The bench, made of hard wearing recycled materials, has been placed at the new urban pocket park on Leavygreave Road close to the entrance of the Hicks Building. Around the bench the new garden has a grass-free wildflower lawn made up of violets, buttercups, cornflowers and bellflowers. The bench is situated close to the ever popular ‘John’s Van’ that has been serving food to students and staff for over 30 years. The family hopes that students and staff will enjoy the bench and the surroundings for many years to come.

Photo of Bradshaw family with the bench
David’s family unveil the new bench (from left to right) Anna Bradshaw (David’s granddaughter), Tim Bradshaw (David’s son), Ping Bradshaw (David’s widow) and Molly Bradshaw (David’s granddaughter).

David’s family have also very generously donated to set up a new prize in his memory within the School of Education. The David Bradshaw Prize has been endowed and will be awarded annually to one outstanding student in their final year of undergraduate study who has shown excellent engagement in teaching and learning and given a significant contribution to peer learning and the programme community.  

Photo of Tim and Ping Bradshaw cutting the ribbon
Ping and Tim cutting the ribbon to unveil the new bench.

David Bradshaw (1929-2011) was born in Rushden, Northamptonshire and attended Wellingborough Grammar School. David took the first of his four degrees from the University of Sheffield studying a BA History degree and graduating in 1950. Following that he decided to pursue a career in education and took a teaching diploma in Sheffield completing in 1951. 

David’s distinguished career was occupied with teaching and educational leadership in schools, colleges and universities. After a spell in Ghana, David was inspired to write an MA thesis on the history of education in Ghana. He achieved his third degree from Sheffield in 1966 graduating with an MA in Education.  

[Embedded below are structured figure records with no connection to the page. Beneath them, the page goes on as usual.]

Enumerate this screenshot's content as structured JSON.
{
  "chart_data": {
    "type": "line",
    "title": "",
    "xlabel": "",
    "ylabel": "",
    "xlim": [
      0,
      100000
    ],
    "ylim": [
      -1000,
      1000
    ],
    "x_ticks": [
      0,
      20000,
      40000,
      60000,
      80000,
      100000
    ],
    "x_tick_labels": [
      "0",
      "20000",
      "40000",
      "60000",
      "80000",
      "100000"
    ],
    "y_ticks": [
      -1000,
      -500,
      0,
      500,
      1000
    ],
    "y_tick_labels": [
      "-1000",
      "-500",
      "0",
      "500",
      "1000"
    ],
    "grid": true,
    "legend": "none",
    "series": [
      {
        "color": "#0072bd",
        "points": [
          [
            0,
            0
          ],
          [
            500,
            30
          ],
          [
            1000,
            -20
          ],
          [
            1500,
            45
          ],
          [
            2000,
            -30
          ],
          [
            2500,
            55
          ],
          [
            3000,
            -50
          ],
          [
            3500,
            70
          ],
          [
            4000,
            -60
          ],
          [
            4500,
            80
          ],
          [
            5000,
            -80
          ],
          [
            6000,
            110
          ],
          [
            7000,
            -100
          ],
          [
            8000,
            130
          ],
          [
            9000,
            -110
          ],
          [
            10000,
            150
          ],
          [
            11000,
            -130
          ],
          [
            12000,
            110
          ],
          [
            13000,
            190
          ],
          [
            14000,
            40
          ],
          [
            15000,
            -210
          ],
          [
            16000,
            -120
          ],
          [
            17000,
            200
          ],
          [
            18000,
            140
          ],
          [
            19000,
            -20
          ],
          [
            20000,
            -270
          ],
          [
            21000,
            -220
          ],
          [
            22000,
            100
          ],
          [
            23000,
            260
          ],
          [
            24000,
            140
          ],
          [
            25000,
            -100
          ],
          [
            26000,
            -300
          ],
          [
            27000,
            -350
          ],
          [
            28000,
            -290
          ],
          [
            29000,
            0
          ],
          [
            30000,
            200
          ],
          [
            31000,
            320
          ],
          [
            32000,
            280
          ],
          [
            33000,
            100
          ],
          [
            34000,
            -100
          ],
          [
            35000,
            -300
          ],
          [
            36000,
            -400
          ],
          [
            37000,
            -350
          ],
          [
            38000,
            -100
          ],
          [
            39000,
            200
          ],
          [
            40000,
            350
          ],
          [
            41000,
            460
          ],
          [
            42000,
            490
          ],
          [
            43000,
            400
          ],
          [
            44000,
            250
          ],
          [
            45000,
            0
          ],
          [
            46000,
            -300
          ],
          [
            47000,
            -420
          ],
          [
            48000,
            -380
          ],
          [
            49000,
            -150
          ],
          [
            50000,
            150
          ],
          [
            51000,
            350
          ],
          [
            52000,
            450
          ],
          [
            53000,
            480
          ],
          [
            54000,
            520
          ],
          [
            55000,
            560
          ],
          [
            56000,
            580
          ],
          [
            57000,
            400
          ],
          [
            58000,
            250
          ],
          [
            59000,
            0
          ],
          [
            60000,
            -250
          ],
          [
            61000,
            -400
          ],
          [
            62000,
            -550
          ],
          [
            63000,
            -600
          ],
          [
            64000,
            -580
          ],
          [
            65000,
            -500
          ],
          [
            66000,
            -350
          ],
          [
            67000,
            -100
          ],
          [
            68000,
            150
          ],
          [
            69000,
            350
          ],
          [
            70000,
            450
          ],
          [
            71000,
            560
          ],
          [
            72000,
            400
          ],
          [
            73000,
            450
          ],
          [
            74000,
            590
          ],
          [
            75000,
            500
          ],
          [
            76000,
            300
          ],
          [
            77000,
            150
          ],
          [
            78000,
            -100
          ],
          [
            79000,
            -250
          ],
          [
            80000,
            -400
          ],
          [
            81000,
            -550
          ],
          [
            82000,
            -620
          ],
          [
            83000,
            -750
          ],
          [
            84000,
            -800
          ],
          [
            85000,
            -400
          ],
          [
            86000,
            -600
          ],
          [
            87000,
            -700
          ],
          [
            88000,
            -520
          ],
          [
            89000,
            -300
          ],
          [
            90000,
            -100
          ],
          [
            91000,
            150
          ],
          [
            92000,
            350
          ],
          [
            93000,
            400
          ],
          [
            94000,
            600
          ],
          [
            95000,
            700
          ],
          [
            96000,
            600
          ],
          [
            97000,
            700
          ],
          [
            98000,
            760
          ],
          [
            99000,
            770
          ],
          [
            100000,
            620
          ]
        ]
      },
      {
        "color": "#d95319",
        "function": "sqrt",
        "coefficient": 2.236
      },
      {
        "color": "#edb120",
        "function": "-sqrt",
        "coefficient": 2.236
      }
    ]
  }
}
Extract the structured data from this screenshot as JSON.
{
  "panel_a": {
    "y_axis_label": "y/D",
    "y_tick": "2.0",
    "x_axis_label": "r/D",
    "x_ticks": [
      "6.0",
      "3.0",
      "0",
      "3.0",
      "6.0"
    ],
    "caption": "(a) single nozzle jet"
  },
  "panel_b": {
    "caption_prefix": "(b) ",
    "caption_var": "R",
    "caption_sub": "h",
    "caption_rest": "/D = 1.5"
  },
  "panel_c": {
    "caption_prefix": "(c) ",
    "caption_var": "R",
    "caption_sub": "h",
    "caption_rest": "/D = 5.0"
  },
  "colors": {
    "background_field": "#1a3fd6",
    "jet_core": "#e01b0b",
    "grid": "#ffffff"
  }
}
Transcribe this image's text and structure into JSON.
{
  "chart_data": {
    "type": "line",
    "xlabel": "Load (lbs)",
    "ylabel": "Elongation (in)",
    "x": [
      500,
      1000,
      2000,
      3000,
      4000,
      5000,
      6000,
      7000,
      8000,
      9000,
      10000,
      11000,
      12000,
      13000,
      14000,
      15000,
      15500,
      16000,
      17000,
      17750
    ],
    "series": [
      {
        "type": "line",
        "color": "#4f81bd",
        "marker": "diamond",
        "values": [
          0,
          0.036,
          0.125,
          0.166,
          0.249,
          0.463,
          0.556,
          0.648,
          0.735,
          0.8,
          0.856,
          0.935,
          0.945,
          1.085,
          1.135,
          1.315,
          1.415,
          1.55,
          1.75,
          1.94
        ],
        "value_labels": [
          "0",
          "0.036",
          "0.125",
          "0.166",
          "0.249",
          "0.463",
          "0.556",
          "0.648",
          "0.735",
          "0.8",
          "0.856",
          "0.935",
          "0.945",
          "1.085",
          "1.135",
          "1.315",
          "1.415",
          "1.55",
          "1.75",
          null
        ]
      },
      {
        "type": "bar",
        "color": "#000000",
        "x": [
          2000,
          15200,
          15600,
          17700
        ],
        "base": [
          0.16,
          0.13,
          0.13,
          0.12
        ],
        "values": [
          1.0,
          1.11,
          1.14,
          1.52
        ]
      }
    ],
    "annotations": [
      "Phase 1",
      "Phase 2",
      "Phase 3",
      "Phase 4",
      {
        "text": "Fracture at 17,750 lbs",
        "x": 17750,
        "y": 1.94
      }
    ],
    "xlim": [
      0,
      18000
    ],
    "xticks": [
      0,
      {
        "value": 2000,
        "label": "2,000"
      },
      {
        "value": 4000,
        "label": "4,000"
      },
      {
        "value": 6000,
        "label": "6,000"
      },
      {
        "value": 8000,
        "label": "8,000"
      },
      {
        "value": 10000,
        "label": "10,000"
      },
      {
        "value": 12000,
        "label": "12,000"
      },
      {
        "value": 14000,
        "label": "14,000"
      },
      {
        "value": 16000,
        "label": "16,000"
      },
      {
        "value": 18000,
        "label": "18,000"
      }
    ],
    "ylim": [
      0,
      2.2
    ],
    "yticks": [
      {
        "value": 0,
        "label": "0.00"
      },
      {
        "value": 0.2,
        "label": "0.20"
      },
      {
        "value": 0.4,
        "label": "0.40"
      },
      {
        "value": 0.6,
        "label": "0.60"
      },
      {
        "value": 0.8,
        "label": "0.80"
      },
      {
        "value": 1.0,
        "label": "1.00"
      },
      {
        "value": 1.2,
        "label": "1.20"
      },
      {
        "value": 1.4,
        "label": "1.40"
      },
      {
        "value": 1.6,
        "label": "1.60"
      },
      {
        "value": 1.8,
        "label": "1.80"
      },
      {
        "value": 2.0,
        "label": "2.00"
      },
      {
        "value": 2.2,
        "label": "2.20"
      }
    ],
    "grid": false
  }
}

David worked for many years at the Sheffield City College of Education, where he became deputy principal and later went on to become principal of Doncaster College of Education, today’s Doncaster College. From this grounding, he took an interest in wider educational and social matters becoming an influential member of regional and national bodies. In 1986, he was awarded an OBE for services to education.

Even after retirement, David continued to pursue his educational interests. He was involved in the development and early years of the Queen’s Prizes for Universities and Colleges and also worked as a consultant with the Department for Education and Employment (DfEE).

His most notable and sustained contribution was to the University of Sheffield where he served on the Council, Convocation and the Executive Committee which he chaired from 2006 to 2009. In addition, he was on many University committees and working parties, especially those devoted to the welfare of students: university halls of residence, teaching and learning, an English language teaching centre and the development of a health centre. In 2003, he was awarded an Honorary Doctor of Letters (LittD) by the University for his ‘remarkable’ contribution. 

Photo of David and Ping Bradshaw at Hon ceremony
David and his wife Ping collecting his Honorary Degree in 2003.

In a note found after his death, ‘About myself for last things’, he hoped to be remembered also for his liking of funny stories and his love of hill walking, music poetry, fine art and cricket. He took great care of the individuals within the organisations he led, remembering their personal battles against hardship and poor health. In some ways, his own success surprised him and he felt honoured to take up the positions he was offered in life. His final comment noted an ‘ongoing search for knowledge at its growing edge’. 

The University will be forever grateful for Dr David Bradshaw’s rich contribution for so many years of his life. We are proud that his memory lives on through the prize in the School of Education and the bench on central campus.